As the burden shifts from agents to bots, a per-agent pricing model doesn’t make sense for customers or for vendors, so both will have to shift the way they think about budgeting and paying for their CCaaS. Verint believes that per-interaction pricing will be predictable and justifiable for customers, but that will require customers to have a clear handle on not just the volume of interaction they handle per channel but also the cost per interaction – and not everyone’s there yet, particularly those that are still managing different channels separately. 

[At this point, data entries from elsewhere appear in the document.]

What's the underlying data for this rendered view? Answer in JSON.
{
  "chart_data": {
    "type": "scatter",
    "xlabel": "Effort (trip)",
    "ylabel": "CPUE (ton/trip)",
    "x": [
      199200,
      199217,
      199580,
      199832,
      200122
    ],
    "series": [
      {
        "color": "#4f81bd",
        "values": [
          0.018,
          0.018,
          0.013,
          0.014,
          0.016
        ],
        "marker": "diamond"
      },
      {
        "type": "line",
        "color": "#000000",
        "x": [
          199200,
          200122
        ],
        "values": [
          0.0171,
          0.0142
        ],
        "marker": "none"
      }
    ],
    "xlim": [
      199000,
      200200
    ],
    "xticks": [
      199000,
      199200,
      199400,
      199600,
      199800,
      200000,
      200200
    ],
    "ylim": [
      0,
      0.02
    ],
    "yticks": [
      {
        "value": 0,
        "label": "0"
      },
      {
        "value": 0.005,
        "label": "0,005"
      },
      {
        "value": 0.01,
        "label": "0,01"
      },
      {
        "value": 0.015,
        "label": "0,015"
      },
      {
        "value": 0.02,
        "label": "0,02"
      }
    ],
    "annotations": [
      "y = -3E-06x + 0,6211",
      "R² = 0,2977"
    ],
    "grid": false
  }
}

Change 3 - from agent management to bot management

Once again, as the volume of interactions shifts from agents to bots, and bots become able to complete more complex queries, a more sophisticated level of managing and understanding bot interactions and their quality will be required. With AI in the mix, real-time quality monitoring of bot responses will be necessary on an ongoing basis to quickly interrupt and remedy any bot missteps. In Verint’s world of specialized bots – with an team of bots deployed for very specific purposes – one customer interaction could require the orchestration and management of several different bots. This means that what used to be a simple question – can this customer or case be handled by the bot or not? – becomes far more complicated.

My take

For Verint, this approach reflects its core strengths in workforce management and optimization, except that it looks a little different when it’s bots – not primarily humans – as the workforce. The advantage is they don’t call in sick or need to be motivated. The disadvantage is they won’t necessarily be smart enough to flag an issue that shouldn’t be handled by a bot, meaning a lot more active monitoring and management will be needed.

The final big change – and the real sign that Verint and other CCaaS vendors and customers have moved to a truly cloud model – will be delivering ongoing innovation. Paying an ongoing subscription for CCaaS without taking advantage of new capabilities that deliver more value over time is like paying for multiple streaming subscriptions and watching only network television. Cloud CCaaS vendors’ big challenge is to get both partners and customers on board with a different pace of innovation and technology change to maximize ROI from CCaaS, whichever generation they call it.